Der Frühlingswind weht mir den Geruch gegrillter Billighähnchen entgegen vom Saskun Imbiss und Gewürzdüfte vom Kung Fu, Ecke Fürstenberger Straße, die ich hinunter gehe, um einen Blick auf den Arkonaplatz zu werfen, den ich so schön finde, in jeder Jahreszeit.
In meinem Text „Vom Arkona- zum Vinetaplatz“ habe ich dieses Jahr schon über seine Winterlichkeit geschrieben. Jetzt liegt er im Forsythiengelb.

Wo die Schwedter Straße aus Mitte und die Oderberger Straße aus PrenzlBerg auf die Bernauer Straße treffen, stoßen drei Bezirke aneinander. Ich versuche auf der geodätisch richtigen Stelle zu stehen. Hier ist es kühl und windig. Gegenüber beginnt eine Rasenfläche, die sich Mauerpark nennt.

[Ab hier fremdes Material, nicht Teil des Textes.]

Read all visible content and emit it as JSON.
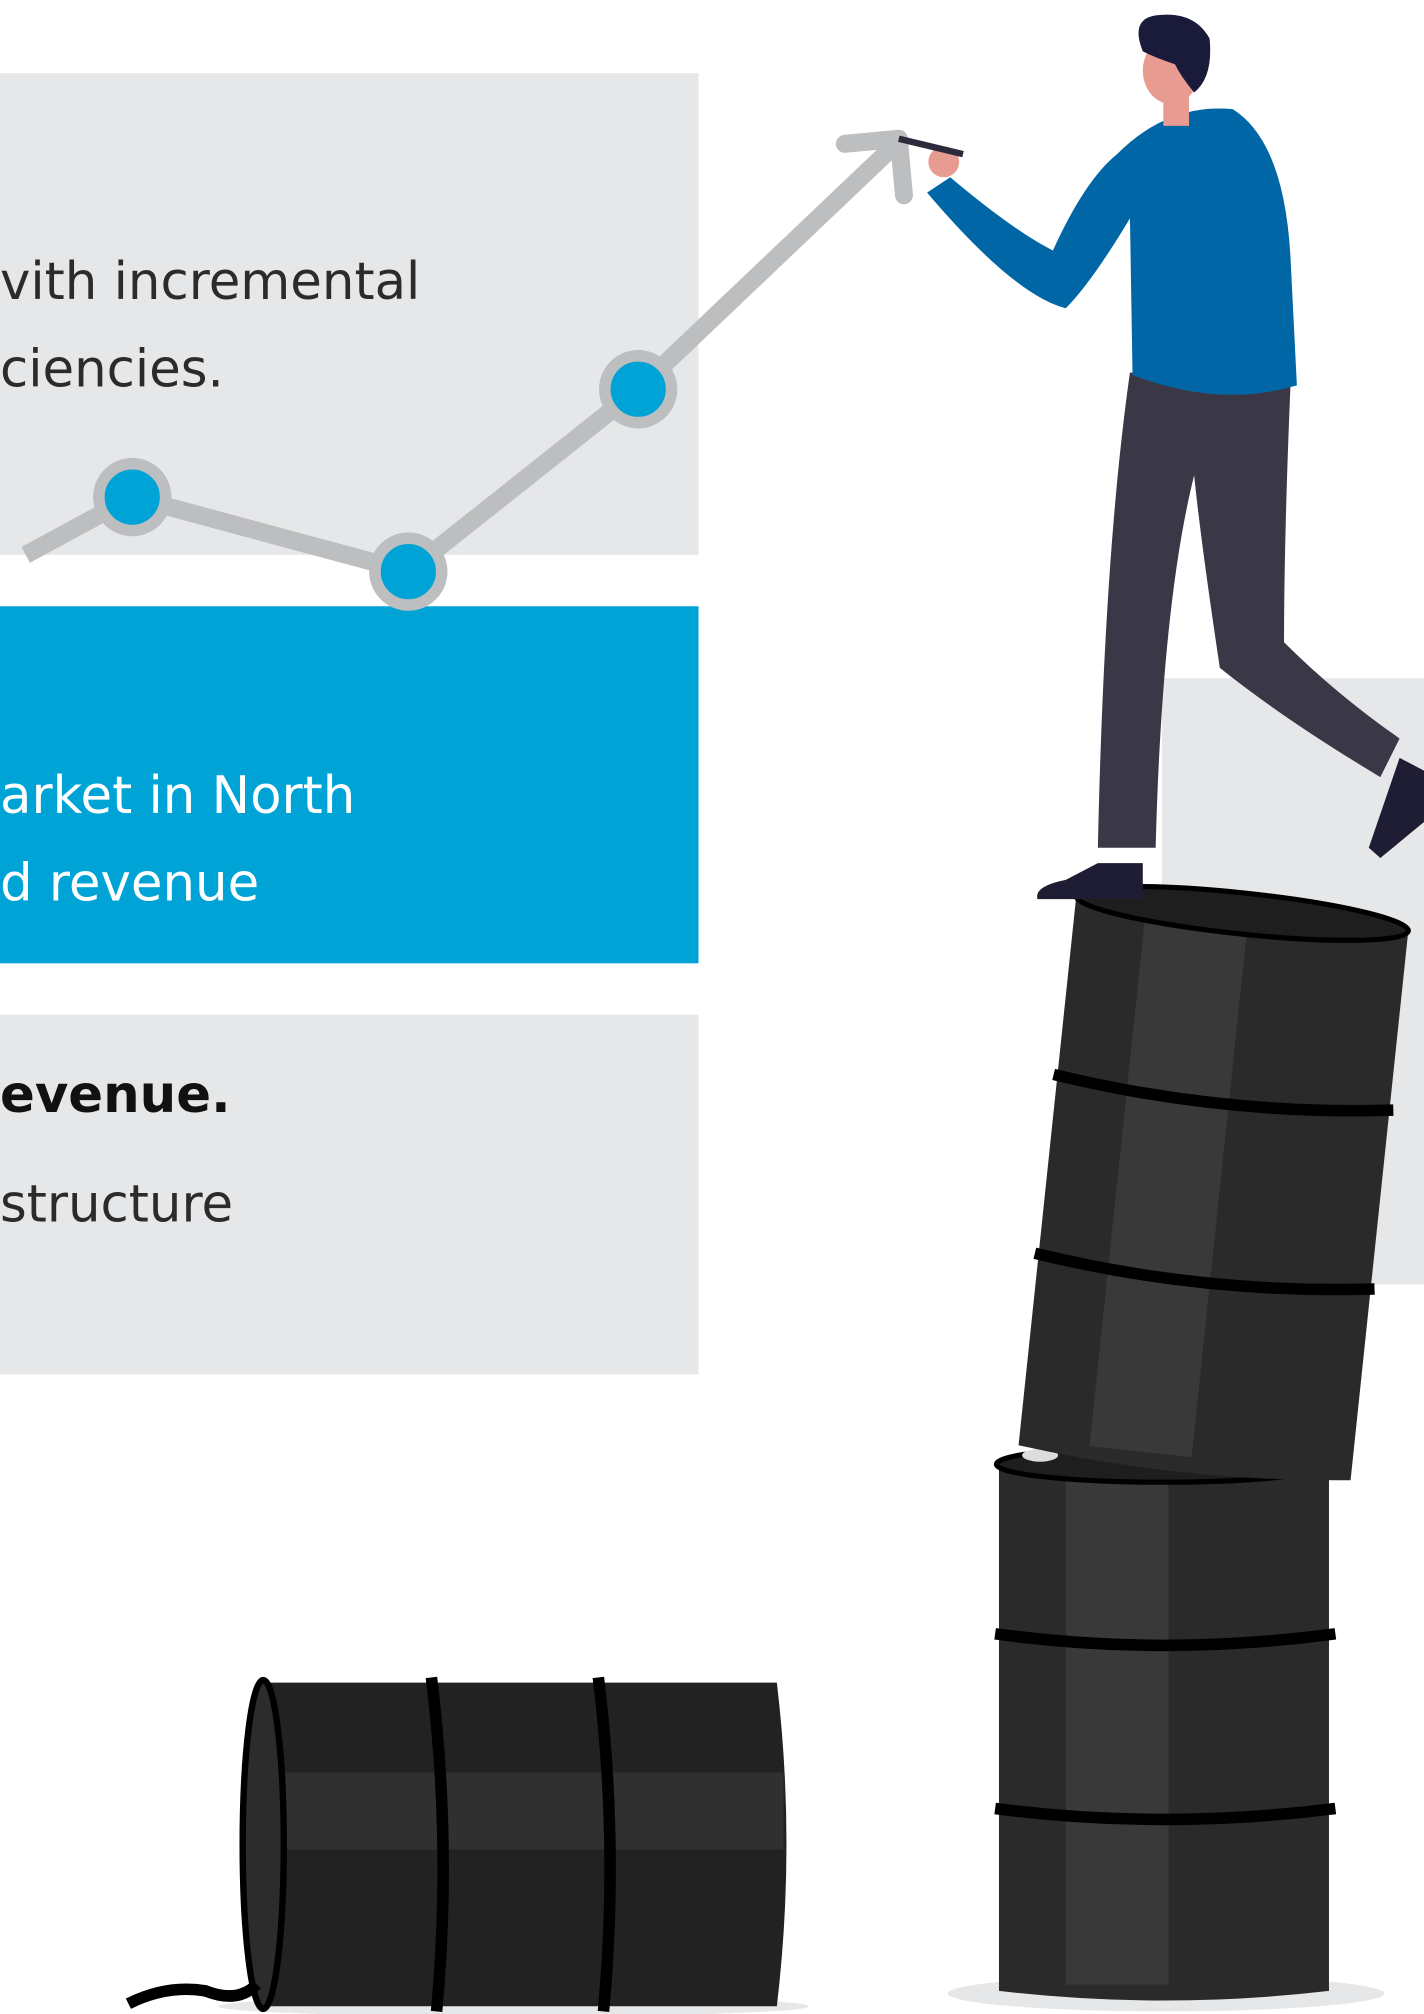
{
  "panels": [
    {
      "lines": [
        "vith incremental",
        "ciencies."
      ]
    },
    {
      "lines": [
        "arket in North",
        "d revenue"
      ]
    },
    {
      "lines": [
        "evenue.",
        "structure"
      ]
    }
  ]
}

Schon die jüngste Geschichte muss erklärt werden. Und unter ihr liegen viele andere wie die sieben Mauern Trojas unterm Schutt der Zeiten, sie konnten nicht mehr zu Wirklichkeit ausgegraben werden, alles Mythen. Eine Mythe, eine Lese-Erinnerung steigt in mir auf, fast zufällig. Erich Schmidt. Im April 1933 „schon im Zustand sozialdemokratischer Halblegalität“ (wie Willy Brandt schreibt) wurde dieser aufrechte Demokrat, ein junger Mann aus Prenzlauer Berg, Vorsitzender der SAP, der sozialdemokratischen Arbeiterjugend, von einem Parteivorstand aus der SPD ausgeschlossen, der die Partei eben aus der politischen Wirklichkeit ausgeschlossen hatte, um ein Lesebuchblatt zu gewinnen.
In seinem Buch „Meine Jugend in Gross-Berlin“ hat Schmidt, als er längst US-Amerikaner war, auch diesen Ort hier, an dem die Gegenwart dreier Bezirke im Winde liegt, beschrieben: Aus der Schwedter und der Oderberger Straße kamen wir heraus zum „Exer“, zum ehemaligen Exerzierplatz, der „ein riesiger steinener Sportplatz geworden war … Ein Anziehungspunkt für Zehntausende … Der Exer war zum Drachensteigen ideal. Vater baute ein zwei Meter langes Monsterexemplar, ein richtiges Statussymbol, mit langen bunten Ohren und einem sechs Meter langem Schwanz“, im starken böigen Wind steigt der Drache auf, hält sich in der Luft, jetzt sehe ich ihn hier, ein Zeichen, eine unklare Erinnerung, nichts war golden an den 20er Jahren, bis hierher kam die Avantgarde nicht.
Der kleine Eckplatz an der Schönholzer Straße eröffnet einen Blick in einen engen Hinterhof; auf der anderen Seite Schönholzer-/ Ecke Brunnenstraße eine ähnliche Aus- und Einsicht. Ein schwer Betrunkener kommt auf mich zu: „Wat siehsde hier?“; die Vergangenheit, die Gegenwart; auf dem roten Plakat der IG Bau steht: Die da oben streichen ein, die da unten werden gestrichen.